Objective measurement of tinnitus using functional near-infrared spectroscopy and machine learning
https://journals.plos.org/plosone/article?id=10.1371/journal.pone.0241695
Finally, Scientists Have Developed an Objective Way to Measure Tinnitus
https://www.sciencealert.com/scientists-have-discovered-a-way-to-objectively-measure-tinnitus-in-the-brain
個人的な体験である耳鳴りについて他人に説明することは困難ですが、だからといって耳鳴りが聞こえなくなるわけでも、悩みが解消されるわけではありません。世界中で成人の10%~20%が耳鳴りに悩まされているといわれており、生活の質を脅かす大きな問題となっています。

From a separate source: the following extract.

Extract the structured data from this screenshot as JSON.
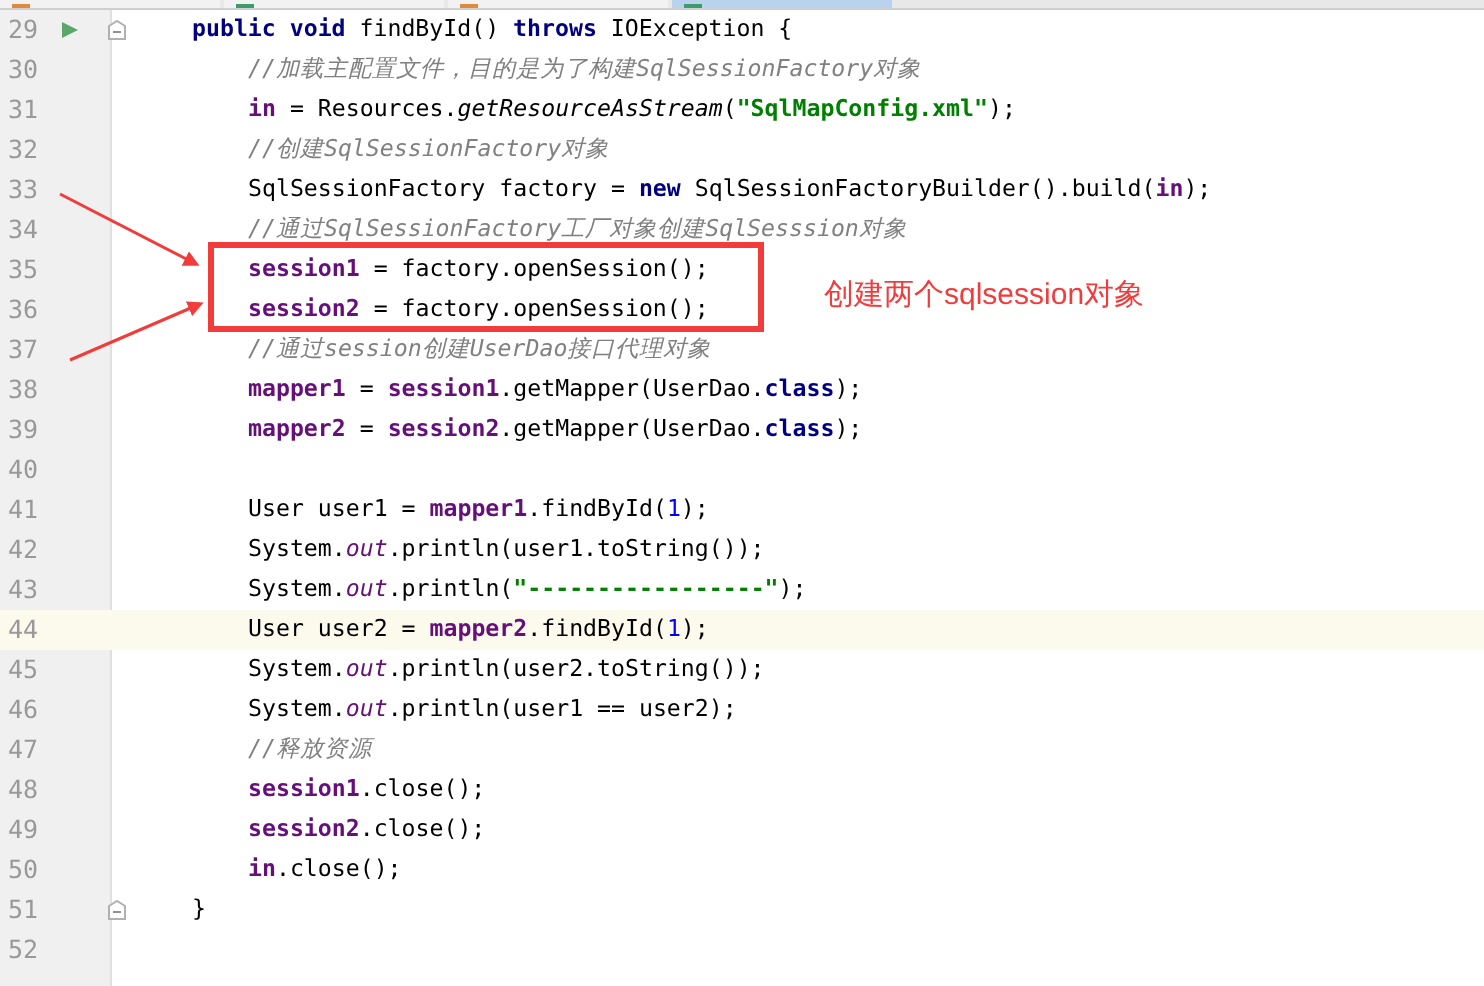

近年では、脳機能を可視化する機能的近赤外分光法(fNIRS)の進歩により、耳鳴りに関する科学的な研究が盛んになっています。fNIRSは非侵襲的かつ静かに脳内の血流活動を測定できるため、耳鳴りという主観的な体験をしている脳内を分析することが可能だそうです。
2014年には初めて耳鳴りを経験している脳内を調査するためにfNIRSが使われ、耳鳴りが起きている最中は右の側頭葉における聴覚皮質の血流が増加していることが判明。さらなる臨床研究では、聴覚皮質以外の前頭葉やいくつかの視覚処理領域でも、耳鳴りの際に血流が増えていることがわかりました。
さらに、fNIRSを用いた2017年の研究により、耳鳴りが特定の脳領域における接続の変化と神経細胞(ニューロン)発火の増加に関連していることが示されました。これらの結果は、「脳を電流で刺激することで耳鳴りを軽減する」という潜在的な治療法の開発にもつながっています。
耳鳴りの科学的研究が進む一方で、これまでは臨床的に使用できる「耳鳴りを客観的に測定する尺度」が存在しなかったため、耳鳴りを訴える患者の診断は常に主観的な報告に基づいて行われてきました。そこでオーストラリアの研究チームはfNIRSを用いて、新たに「耳鳴りの有無や感じる音の大きさを客観的に測定する方法」を開発しました。
まず、研究チームは25人の慢性的な耳鳴りを訴える被験者と耳鳴りに悩まされていない21人の被験者を対象に、fNIRSを使って脳活動を測定しました。耳鳴りが聞こえるグループについては、耳鳴りの重症度を0~100の尺度で答えてもらい、どれほど大きな音が聞こえるのかも調査したとのこと。
今回の実験でも以前の研究結果と同様に、耳鳴りを経験している人とそうでない人の間には、脳の領域間における接続性に有意な差があることが確認されました。そして、このデータを基にして機械学習アルゴリズムを作成したところ、アルゴリズムはfNIRSの測定結果から「耳鳴りを経験しているかどうか」を78.3%の精度で識別し、「耳鳴りの大きさが比較的小さいか、それとも大きいか」を87.3%の精度で識別できたと研究チームは述べています。
研究チームによると、fNIRSのデータと患者が自己申告した症状から、耳鳴りの持続時間と感じるストレスが側頭葉前部の活動に、耳鳴りの大きさが側頭葉後部の活動に関連していることも判明したそうです。これは、耳鳴りによる不快感と音自体の大きさを別々に測定できる可能性を示唆しているとのこと。
また、耳鳴りを経験している被験者に聴覚または視覚刺激を与えた際に、耳鳴りと関連する脳活動が減少したことも今回の実験で確かめられました。これは、知覚する刺激の増加が余分な神経活動を抑制し、隣接する領域への血流を減少させたことが原因の可能性があり、耳鳴りの治療法を開発する上で役に立つ可能性があると研究チームは考えています。